Ксюша все время оглядывалась: с минуты на минуту она ожидала погоню. Судя по тому, что цистерны виднелись в километре от них, до дрезины было еще очень далеко.

- Павлик, ну потерпите еще. Мне вас не дотащить! - молила она раненого, видя, как быстро силы покидают его.- Надо еще немного потерпеть, ну еще чуть-чуть.

Вдруг где-то сзади раздался выстрел. Ксюша остановилась, переводя дух, и обернулась: метрах в трехстах от них с опушки леса за ними бежали четверо бандитов, правда, одному из них помогали. Ксюша попробовала бежать быстрее, но Паша уже просто волочил ноги, повиснув на ней.

- Все, не уйти,- сказала Ксюша, бессильно опускаясь на щебенку как раз между рельсами одного из путей.

Силы оставили ее, и она заплакала.

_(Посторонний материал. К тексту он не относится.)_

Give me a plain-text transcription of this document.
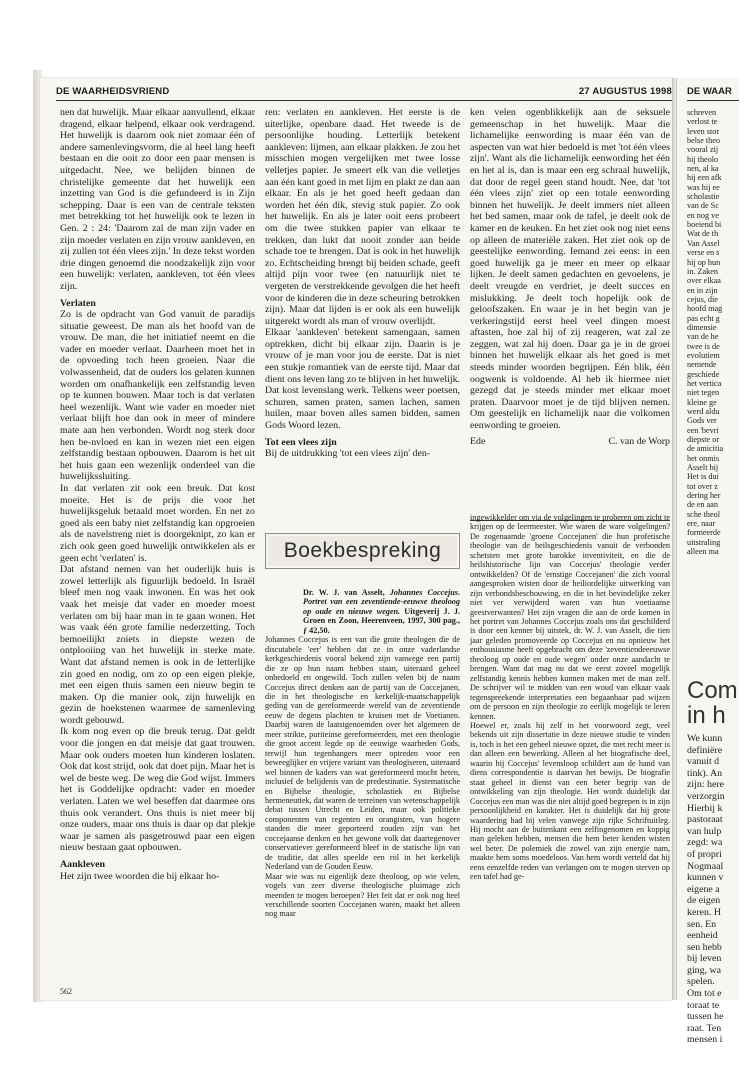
DE WAARHEIDSVRIEND	27 AUGUSTUS 1998

nen dat huwelijk. Maar elkaar aanvullend, elkaar dragend, elkaar helpend, elkaar ook verdragend. Het huwelijk is daarom ook niet zomaar één of andere samenlevingsvorm, die al heel lang heeft bestaan en die ooit zo door een paar mensen is uitgedacht. Nee, we belijden binnen de christelijke gemeente dat het huwelijk een inzetting van God is die gefundeerd is in Zijn schepping. Daar is een van de centrale teksten met betrekking tot het huwelijk ook te lezen in Gen. 2 : 24: 'Daarom zal de man zijn vader en zijn moeder verlaten en zijn vrouw aankleven, en zij zullen tot één vlees zijn.' In deze tekst worden drie dingen genoemd die noodzakelijk zijn voor een huwelijk: verlaten, aankleven, tot één vlees zijn.

Verlaten

Zo is de opdracht van God vanuit de paradijs situatie geweest. De man als het hoofd van de vrouw. De man, die het initiatief neemt en die vader en moeder verlaat. Daarheen moet het in de opvoeding toch heen groeien. Naar die volwassenheid, dat de ouders los gelaten kunnen worden om onafhankelijk een zelfstandig leven op te kunnen bouwen. Maar toch is dat verlaten heel wezenlijk. Want wie vader en moeder niet verlaat blijft hoe dan ook in meer of mindere mate aan hen verbonden. Wordt nog sterk door hen be-nvloed en kan in wezen niet een eigen zelfstandig bestaan opbouwen. Daarom is het uit het huis gaan een wezenlijk onderdeel van die huwelijkssluiting.

In dat verlaten zit ook een breuk. Dat kost moeite. Het is de prijs die voor het huwelijksgeluk betaald moet worden. En net zo goed als een baby niet zelfstandig kan opgroeien als de navelstreng niet is doorgeknipt, zo kan er zich ook geen goed huwelijk ontwikkelen als er geen echt 'verlaten' is.

Dat afstand nemen van het ouderlijk huis is zowel letterlijk als figuurlijk bedoeld. In Israël bleef men nog vaak inwonen. En was het ook vaak het meisje dat vader en moeder moest verlaten om bij haar man in te gaan wonen. Het was vaak één grote familie nederzetting. Toch bemoeilijkt zoiets in diepste wezen de ontplooiing van het huwelijk in sterke mate. Want dat afstand nemen is ook in de letterlijke zin goed en nodig, om zo op een eigen plekje, met een eigen thuis samen een nieuw begin te maken. Op die manier ook, zijn huwelijk en gezin de hoekstenen waarmee de samenleving wordt gebouwd.

Ik kom nog even op die breuk terug. Dat geldt voor die jongen en dat meisje dat gaat trouwen. Maar ook ouders moeten hun kinderen loslaten. Ook dat kost strijd, ook dat doet pijn. Maar het is wel de beste weg. De weg die God wijst. Immers het is Goddelijke opdracht: vader en moeder verlaten. Laten we wel beseffen dat daarmee ons thuis ook verandert. Ons thuis is niet meer bij onze ouders, maar ons thuis is daar op dat plekje waar je samen als pasgetrouwd paar een eigen nieuw bestaan gaat opbouwen.

Aankleven

Het zijn twee woorden die bij elkaar ho-

ren: verlaten en aankleven. Het eerste is de uiterlijke, openbare daad. Het tweede is de persoonlijke houding. Letterlijk betekent aankleven: lijmen, aan elkaar plakken. Je zou het misschien mogen vergelijken met twee losse velletjes papier. Je smeert elk van die velletjes aan één kant goed in met lijm en plakt ze dan aan elkaar. En als je het goed heeft gedaan dan worden het één dik, stevig stuk papier. Zo ook het huwelijk. En als je later ooit eens probeert om die twee stukken papier van elkaar te trekken, dan lukt dat nooit zonder aan beide schade toe te brengen. Dat is ook in het huwelijk zo. Echtscheiding brengt bij beiden schade, geeft altijd pijn voor twee (en natuurlijk niet te vergeten de verstrekkende gevolgen die het heeft voor de kinderen die in deze scheuring betrokken zijn). Maar dat lijden is er ook als een huwelijk uitgerekt wordt als man of vrouw overlijdt.

Elkaar 'aankleven' betekent samengaan, samen optrekken, dicht bij elkaar zijn. Daarin is je vrouw of je man voor jou de eerste. Dat is niet een stukje romantiek van de eerste tijd. Maar dat dient ons leven lang zo te blijven in het huwelijk. Dat kost levenslang werk. Telkens weer poetsen, schuren, samen praten, samen lachen, samen huilen, maar boven alles samen bidden, samen Gods Woord lezen.

Tot een vlees zijn

Bij de uitdrukking 'tot een vlees zijn' den-

ken velen ogenblikkelijk aan de seksuele gemeenschap in het huwelijk. Maar die lichamelijke eenwording is maar één van de aspecten van wat hier bedoeld is met 'tot één vlees zijn'. Want als die lichamelijk eenwording het één en het al is, dan is maar een erg schraal huwelijk, dat door de regel geen stand houdt. Nee, dat 'tot één vlees zijn' ziet op een totale eenwording binnen het huwelijk. Je deelt immers niet alleen het bed samen, maar ook de tafel, je deelt ook de kamer en de keuken. En het ziet ook nog niet eens op alleen de materiële zaken. Het ziet ook op de geestelijke eenwording. Iemand zei eens: in een goed huwelijk ga je meer en meer op elkaar lijken. Je deelt samen gedachten en gevoelens, je deelt vreugde en verdriet, je deelt succes en mislukking. Je deelt toch hopelijk ook de geloofszaken. En waar je in het begin van je verkeringstijd eerst heel veel dingen moest aftasten, hoe zal hij of zij reageren, wat zal ze zeggen, wat zal hij doen. Daar ga je in de groei binnen het huwelijk elkaar als het goed is met steeds minder woorden begrijpen. Eén blik, één oogwenk is voldoende. Al heb ik hiermee niet gezegd dat je steeds minder met elkaar moet praten. Daarvoor moet je de tijd blijven nemen. Om geestelijk en lichamelijk naar die volkomen eenwording te groeien.

Ede	C. van de Worp

Boekbespreking

Dr. W. J. van Asselt, Johannes Coccejus. Portret van een zeventiende-eeuwse theoloog op oude en nieuwe wegen. Uitgeverij J. J. Groen en Zoon, Heerenveen, 1997, 300 pag., ƒ 42,50.

Johannes Coccejus is een van die grote theologen die de discutabele 'eer' hebben dat ze in onze vaderlandse kerkgeschiedenis vooral bekend zijn vanwege een partij die ze op hun naam hebben staan, uiteraard geheel onbedoeld en ongewild. Toch zullen velen bij de naam Coccejus direct denken aan de partij van de Coccejanen, die in het theologische en kerkelijk-maatschappelijk geding van de gereformeerde wereld van de zeventiende eeuw de degens plachten te kruisen met de Voetianen. Daarbij waren de laatstgenoemden over het algemeen de meer strikte, puriteinse gereformeerden, met een theologie die groot accent legde op de eeuwige waarheden Gods, terwijl hun tegenhangers meer optreden voor een beweeglijker en vrijere variant van theologiseren, uiteraard wel binnen de kaders van wat gereformeerd mocht heten, inclusief de belijdenis van de predestinatie. Systematische en Bijbelse theologie, scholastiek en Bijbelse hermeneutiek, dat waren de terreinen van wetenschappelijk debat tussen Utrecht en Leiden, maar ook politieke componenten van regenten en orangisten, van hogere standen die meer geporteerd zouden zijn van het coccejaanse denken en het gewone volk dat daartegenover conservatiever gereformeerd bleef in de statische lijn van de traditie, dat alles speelde een rol in het kerkelijk Nederland van de Gouden Eeuw.

Maar wie was nu eigenlijk deze theoloog, op wie velen, vogels van zeer diverse theologische pluimage zich meenden te mogen beroepen? Het feit dat er ook nog heel verschillende soorten Coccejanen waren, maakt het alleen nog maar

ingewikkelder om via de volgelingen te proberen om zicht te krijgen op de leermeester. Wie waren de ware volgelingen? De zogenaamde 'groene Coccejanen' die hun profetische theologie van de heilsgeschiedenis vanuit de verbonden schetsten met grote barokke inventiviteit, en die de heilshistorische lijn van Coccejus' theologie verder ontwikkelden? Of de 'ernstige Coccejanen' die zich vooral aangesproken wisten door de heiliordelijke uitwerking van zijn verbondsbeschouwing, en die in het bevindelijke zeker niet ver verwijderd waren van hun voetiaanse geestverwanten? Het zijn vragen die aan de orde komen in het portret van Johannes Coccejus zoals ons dat geschilderd is door een kenner bij uitstek, dr. W. J. van Asselt, die tien jaar geleden promoveerde op Coccejus en nu opnieuw het enthousiasme heeft opgebracht om deze 'zeventiendeeeuwse theoloog op oude en oude wegen' onder onze aandacht te brengen. Want dat mag nu dat we eerst zoveel mogelijk zelfstandig kennis hebben kunnen maken met de man zelf. De schrijver wil te midden van een woud van elkaar vaak tegenspreekende interpretaties een begaanbaar pad wijzen om de persoon en zijn theologie zo eerlijk mogelijk te leren kennen.

Hoewel er, zoals hij zelf in het voorwoord zegt, veel bekends uit zijn dissertatie in deze nieuwe studie te vinden is, toch is het een geheel nieuwe opzet, die met recht meer is dan alleen een bewerking. Alleen al het biografische deel, waarin hij Coccejus' levensloop schildert aan de hand van diens correspondentie is daarvan het bewijs. De biografie staat geheel in dienst van een beter begrip van de ontwikkeling van zijn theologie. Het wordt duidelijk dat Coccejus een man was die niet altijd goed begrepen is in zijn persoonlijkheid en karakter. Het is duidelijk dat hij grote waardering had bij velen vanwege zijn rijke Schriftuitleg. Hij mocht aan de buitenkant een zelfingenomen en koppig man geleken hebben, mensen die hem beter kenden wisten wel beter. De polemiek die zowel van zijn energie nam, maakte hem soms moedeloos. Van hem wordt verteld dat hij eens eenzelfde reden van verlangen om te mogen sterven op een tafel had ge-

562
DE WAAR
schreven
verlost te
leven stor
belse theo
vooral zij
hij theolo
nen, al ka
hij een afk
was hij ee
scholastie
van de Sc
en nog ve
boeiend bi
Wat de th
Van Assel
verse en s
hij op hun
in. Zaken
over elkaa
en in zijn
cejus, die
hoofd mag
pas echt g
dimensie
van de he
twee is de
evolutiem
nemende
geschiede
het vertica
niet tegen
kleine ge
werd aldu
Gods ver
een 'bevri
diepste or
de amicitia
het onmis
Asselt bij
Het is dui
tot over z
dering her
de en aan
sche theol
ere, naar
formeerde
uitstraling
alleen ma
Com
in h
We kunn
definiëre
vanuit d
tink). An
zijn: here
verzorgin
Hierbij k
pastoraat
van hulp
zegd: wa
of propri
Nogmaal
kunnen v
eigene a
de eigen
keren. H
sen. En
eenheid
sen hebb
bij leven
ging, wa
spelen.
Om tot e
toraat te
tussen he
raat. Ten
mensen i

Паша лег рядом. Он уже бредил. Ксюша сидела над Пашей, бормочущим что-то невнятное, и никак не могла остановить душившие ее слезы. Все, все оказалось зря: и эти разыгранные на пару со Счастливчиком и Пашей инсценировки, и стрельба в кабине тепловоза, и бегство. Счастливчик не спасет человечество, потому что он лежит где-то у трансформаторной будки, и еще не известно, жив ли он; рядом умирает его товарищ, и сама она через несколько минут, возможно, будет растерзана и застрелена бандитами.

Нет, Оксана Николаевна не жалела себя; ей просто было очень горько от того, что все, с таким трудом сделанное ими здесь, оказалось бесполезным: и вот теперь никто не сможет преградить путь смертоносному грузу... Она вспомнила вдруг Крестовского: его веселое остроумие и чуть нагловатый напор, его всегдашнее везение и уверенность в личном бессмертии "Эх, Счастливчик,- подумала она с грустью,- ведь ты, дорогой мой, увы, оказался простым смертным, а совсем не Кощеем..."

Братва была уже метрах в двухстах от Ксюши и Паши. Вероятно поняв, что им уже не будет оказано никакого сопротивления, бандиты перешли с бега на быстрый шаг.

Ксюша положила рядом с собой пистолет и уставилась на него, думая о чем-то своем. Где-то совсем недалеко, в районе станции, диспетчер отрывисто переговаривался с эксплуатационниками по радио, а тяжелые составы гремели сцепками, когда гудящие тепловозы пытались сдвинуть их с места. За спиной у Ксюши надрывался свисток, пытаясь перекричать Ксюшину боль...

Медленно-медленно и как-то механически она обернулась заплаканным лицом и уставилась невидящими глазами на что-то плывущее на нее со стороны цистерн и вагонов, к которым еще три минуты назад они так спешили, теряя последние силы и надеясь на чудо. Это была дрезина - вероятно, та самая, о которой говорил Паша.